Naiara ouviu o ranger da porta do banheiro, seguido pelos baques secos, altos e ritmados do familiar salto alto da colega de quarto.
Com o par de tênis na mão direita e as meias suadas na esquerda, Naiara foi até o corredor desmobiliado, passou pela cozinha e largou o par de meias fedidas no cesto de roupas sujas.
Quando virou se para ir até o quarto, deslumbrou-se com a visão de Jéssica parada no batente da porta da cozinha.
A colega de quarto usava um vestido curto, colado ao corpo esbelto e preto como seu longo e impecável cabelo ondulado.
— Tô indo com o Alan para uma festinha na casa da Geórgia. Seria muito legal se você fosse também. A Gê iria adorar te ver novamente. — Finalizou enquanto ajeitava o brinco da orelha direita.
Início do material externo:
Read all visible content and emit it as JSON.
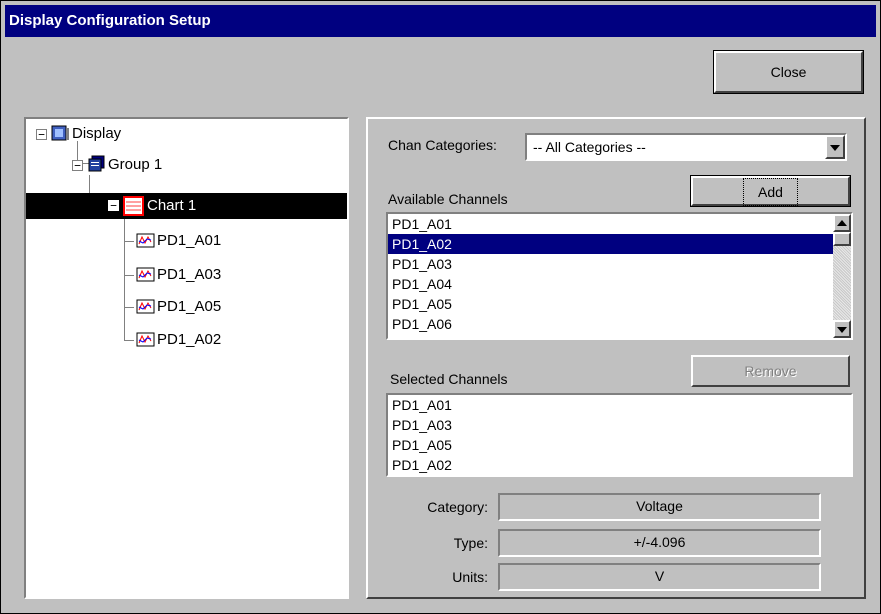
{
  "window": {
    "title": "Display Configuration Setup"
  },
  "close_button": {
    "label": "Close"
  },
  "tree": {
    "root": "Display",
    "group": "Group 1",
    "chart": "Chart 1",
    "channels": [
      "PD1_A01",
      "PD1_A03",
      "PD1_A05",
      "PD1_A02"
    ],
    "root_expander": "−",
    "group_expander": "−",
    "chart_expander": "−"
  },
  "panel": {
    "chan_categories_label": "Chan Categories:",
    "chan_categories_value": "-- All Categories --",
    "available_label": "Available Channels",
    "add_label": "Add",
    "available_channels": [
      "PD1_A01",
      "PD1_A02",
      "PD1_A03",
      "PD1_A04",
      "PD1_A05",
      "PD1_A06"
    ],
    "available_selected": "PD1_A02",
    "selected_label": "Selected Channels",
    "remove_label": "Remove",
    "selected_channels": [
      "PD1_A01",
      "PD1_A03",
      "PD1_A05",
      "PD1_A02"
    ],
    "category_label": "Category:",
    "category_value": "Voltage",
    "type_label": "Type:",
    "type_value": "+/-4.096",
    "units_label": "Units:",
    "units_value": "V"
  },
  "colors": {
    "title_bar": "#000080",
    "selection": "#000080",
    "face": "#c0c0c0"
  },
  "icons": [
    "display-icon",
    "group-icon",
    "chart-icon",
    "channel-icon"
  ]
}
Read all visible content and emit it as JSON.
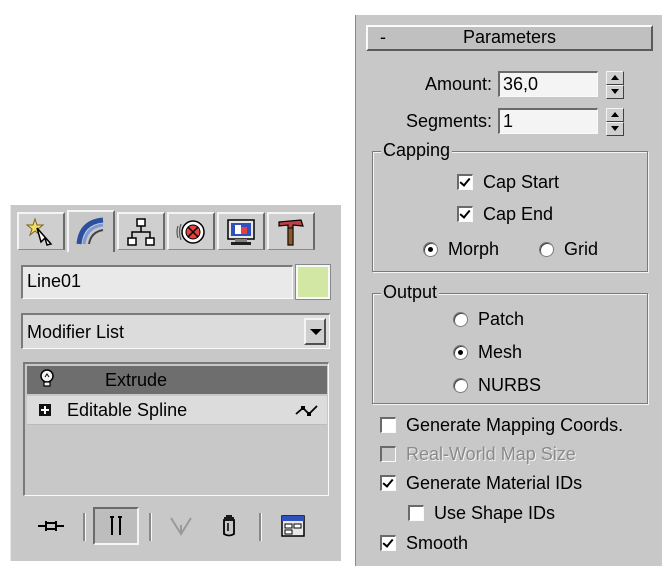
{
  "command_panel": {
    "tabs": [
      {
        "icon": "create-icon"
      },
      {
        "icon": "modify-icon"
      },
      {
        "icon": "hierarchy-icon"
      },
      {
        "icon": "motion-icon"
      },
      {
        "icon": "display-icon"
      },
      {
        "icon": "utilities-icon"
      }
    ],
    "object_name": "Line01",
    "object_color": "#d3e7a4",
    "modifier_list": "Modifier List",
    "stack": [
      {
        "label": "Extrude",
        "selected": true
      },
      {
        "label": "Editable Spline",
        "selected": false
      }
    ]
  },
  "parameters": {
    "rollout_minus": "-",
    "rollout_title": "Parameters",
    "amount_label": "Amount:",
    "amount_value": "36,0",
    "segments_label": "Segments:",
    "segments_value": "1",
    "capping": {
      "title": "Capping",
      "cap_start": "Cap Start",
      "cap_end": "Cap End",
      "morph": "Morph",
      "grid": "Grid"
    },
    "output": {
      "title": "Output",
      "patch": "Patch",
      "mesh": "Mesh",
      "nurbs": "NURBS"
    },
    "gen_mapping": "Generate Mapping Coords.",
    "real_world": "Real-World Map Size",
    "gen_material_ids": "Generate Material IDs",
    "use_shape_ids": "Use Shape IDs",
    "smooth": "Smooth"
  }
}
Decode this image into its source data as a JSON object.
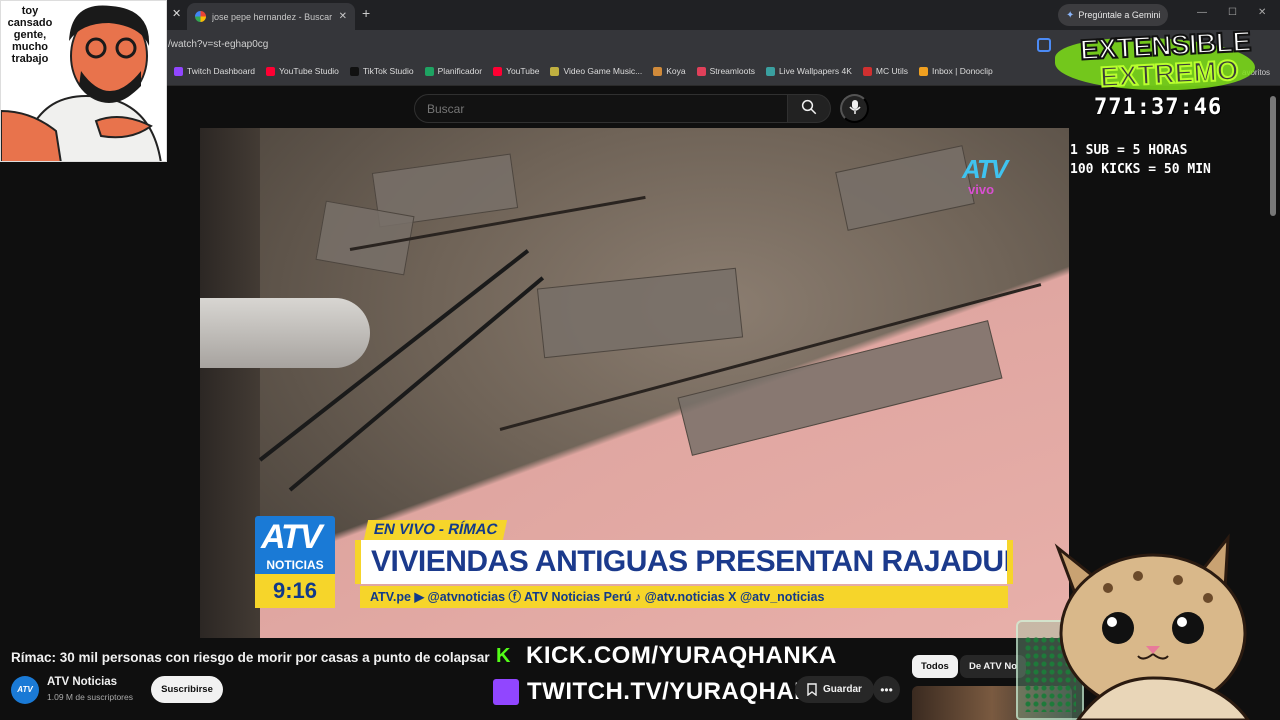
{
  "browser": {
    "active_tab_title": "jose pepe hernandez - Buscar c",
    "url": "/watch?v=st-eghap0cg",
    "gemini_label": "Pregúntale a Gemini",
    "bookmarks": [
      {
        "label": "Twitch Dashboard",
        "color": "#9146ff"
      },
      {
        "label": "YouTube Studio",
        "color": "#ff0033"
      },
      {
        "label": "TikTok Studio",
        "color": "#111111"
      },
      {
        "label": "Planificador",
        "color": "#1ea362"
      },
      {
        "label": "YouTube",
        "color": "#ff0033"
      },
      {
        "label": "Video Game Music...",
        "color": "#c0b040"
      },
      {
        "label": "Koya",
        "color": "#d08a3a"
      },
      {
        "label": "Streamloots",
        "color": "#e0405a"
      },
      {
        "label": "Live Wallpapers 4K",
        "color": "#3aa0a0"
      },
      {
        "label": "MC Utils",
        "color": "#d03030"
      },
      {
        "label": "Inbox | Donoclip",
        "color": "#f0a020"
      }
    ],
    "bookmarks_overflow": "avoritos"
  },
  "youtube": {
    "search_placeholder": "Buscar",
    "video_title": "Rímac: 30 mil personas con riesgo de morir por casas a punto de colapsar",
    "channel_name": "ATV Noticias",
    "channel_avatar_text": "ATV",
    "channel_subs": "1.09 M de suscriptores",
    "subscribe_label": "Suscribirse",
    "save_label": "Guardar",
    "chips": [
      "Todos",
      "De ATV No"
    ]
  },
  "broadcast": {
    "logo_text": "ATV",
    "logo_sub": "vivo",
    "brand_text": "ATV",
    "brand_sub": "NOTICIAS",
    "clock": "9:16",
    "tag": "EN VIVO - RÍMAC",
    "headline": "VIVIENDAS ANTIGUAS PRESENTAN RAJADURAS",
    "socials": "ATV.pe   ▶ @atvnoticias   ⓕ ATV Noticias Perú   ♪ @atv.noticias   X @atv_noticias"
  },
  "overlay": {
    "caption": "toy cansado gente, mucho trabajo",
    "logo_line1": "EXTENSIBLE",
    "logo_line2": "EXTREMO",
    "timer": "771:37:46",
    "rule1": "1 SUB = 5 HORAS",
    "rule2": "100 KICKS = 50 MIN",
    "kick": "KICK.COM/YURAQHANKA",
    "twitch": "TWITCH.TV/YURAQHANKAA"
  }
}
Naiara fez que não com a mão direita, e a amiga respondeu com a esperada decepção:
— Você que sabe, amiga…
O celular em cima da mesa tocou e vibrou com a força e o barulho de uma britadeira, a intensidade era tamanha que se deslocou alguns centímetros a cada toque. Jéssica se apressou e pegou o aparelho, então disse sem olhar para a colega de quarto:
— O Alan tá me esperando lá embaixo. — E olhou nos olhos de Naiara. — Você não quer mesmo ir?
— Não, mas obrigada por convidar.
Jéssica abraçou a amiga com força.
— Vai jogar a noite inteira, né?
— Até amanhecer.
Jéssica a segurou pelos ombros e disse com um sorriso genuíno.
— Então, divirta-se, tá bom? Tomara que… é… você mate muitos monstros e conquiste muitos castelos.
O comentário fez Naiara gargalhar em pensamento, pois amava como a amiga se esforçava em tentar demonstrar interesse por seu jogo favorito, mas a verdade era que ambas viviam em mundos diferentes, e elas amavam a outra por isso.
Jéssica já estava no décimo e último semestre do curso de direito da FURB, foi aprovada no exame da OAB, estagiava em um escritório de credibilidade no centro da cidade e vivia a vida ao máximo.
Naiara sabia que não demoraria para a amiga se mudar daquele apartamento apertado. Pensando nisso, abraçou a amiga, beijou-a na bochecha, e disse no ouvido dela:
— Divirta-se; se cuide; e não exagere na bebida, você é linda demais pra ficar dando bobeira por aí.
Elas desfizeram o abraço, se despediram, e o apartamento ficou todo para Naiara.
A primeira coisa a se fazer era tomar um banho e trocar de roupa. Na sequência preparou seu jantar: um prato de espaguete com bolinhos de carne e uma porção de cenoura ralada com repolho.
Em seguida lavou a louça, depois foi à sacada do apartamento tomar um ar fresco e mexer no celular enquanto a comida descia. Sentindo-se mais leve, foi ao banheiro escovar os dentes, mas ao abrir a porta, deparou-se com a pia suja e desorganizada.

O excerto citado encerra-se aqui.